The freedom to act responsibly in response to a new and unfamiliar disease must rest on a person’s ability to assess facts as the basis for action. We already know the risks of running a red light. But most folks know very little about epidemiology. The science of disease transmission reaches far beyond personal experience. Epidemics and pandemics are about entire populations. Most Americans make judgments based on beliefs and interests in their personal lives.
The collective damage done by the novel coronavirus where no national plan is in place is unequivocally clear. The same goes for the responses of states. The politically indifferent virus rapidly accelerates its infection of a population in the absence of collective countermeasures. After the first (partial) “stay at home” orders in some US states, infection, hospitalization, and death rates began to go down. Then, with premature politically driven orders to “open up the economy,” rates grew exponentially again as personal convenience trumped risk assessment. Nations that enacted coherent response plans based on the science, succeeded in suppressing the pandemic.
Loss of Community and Trust in Mass Society
The US is the richest nation in the world. It is also one of the most unequal. Sociologists have long studied the loss of community and the rise of “mass society.” But what does that have to do with anything? Plenty.
In their international best-selling book, The Spirit Level: Why Greater Equality Makes Societies Stronger, epidemiologists Richard Wilkinson and Kate Pickett, show how extreme inequality, especially where national wealth and income are greatest, as in the US, produce social-psychological damage and poor health. Status anxiety and self-promotion as well as narcissism and fear of the judgment of others arise under conditions of extreme inequality in a mass society where traditional community solidarity is nearly gone. Resentment abounds.
National economic success, achieved in part by fragmenting communities and fomenting an “every man for himself” attitude among increasingly socially isolated individual worker-consumers, came at the expense of social solidarity and the age-old value of mutual aid and support, so common in communities of the past. Fragmented societies with little social cohesion produce massive mistrust, not entirely unjustified.

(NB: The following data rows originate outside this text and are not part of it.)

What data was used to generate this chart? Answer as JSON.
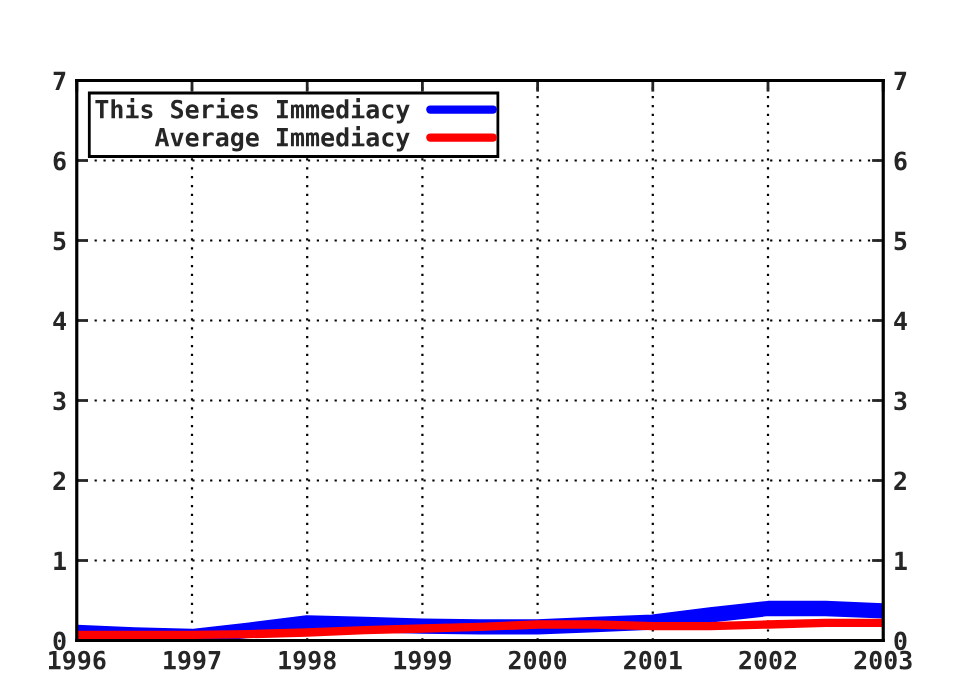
{
  "chart_data": {
    "type": "line",
    "x": [
      1996,
      1996.5,
      1997,
      1997.5,
      1998,
      1998.5,
      1999,
      1999.5,
      2000,
      2000.5,
      2001,
      2001.5,
      2002,
      2002.5,
      2003
    ],
    "series": [
      {
        "name": "This Series Immediacy",
        "color": "#0000ff",
        "values": [
          0.1,
          0.07,
          0.05,
          0.13,
          0.22,
          0.2,
          0.18,
          0.17,
          0.17,
          0.2,
          0.23,
          0.32,
          0.4,
          0.4,
          0.37
        ]
      },
      {
        "name": "Average Immediacy",
        "color": "#ff0000",
        "values": [
          0.07,
          0.07,
          0.07,
          0.08,
          0.1,
          0.13,
          0.15,
          0.17,
          0.2,
          0.2,
          0.18,
          0.18,
          0.2,
          0.22,
          0.22
        ]
      }
    ],
    "xlim": [
      1996,
      2003
    ],
    "xticks": [
      1996,
      1997,
      1998,
      1999,
      2000,
      2001,
      2002,
      2003
    ],
    "ylim": [
      0,
      7
    ],
    "yticks": [
      0,
      1,
      2,
      3,
      4,
      5,
      6,
      7
    ],
    "y2lim": [
      0,
      7
    ],
    "y2ticks": [
      0,
      1,
      2,
      3,
      4,
      5,
      6,
      7
    ],
    "grid": true,
    "legend": "top left",
    "marker": "none",
    "line_style": "solid"
  }
}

Yet, we have observed many cases of individuals and groups quickly organizing to provide facemasks and supplies to the hard-hit Navaho Nation or to collect food for burgeoning numbers of newly homeless. Rebecca Solnit has chronicled similar feats of social solidarity and mutual aid in her book, A Paradise Built in Hell: The Extraordinary Communities That Arise in Disaster. Community is not quite dead yet.
The refusal to wear protective facemasks in the midst of overwhelming evidence of their effectiveness in protecting public health results not from a constitutional right to “liberty.” Instead, it arises from cultural mistrust exploited by ruthless politicians in vain attempts to bolster their political power at the cost of the health and life of the people whose interests they fail to represent.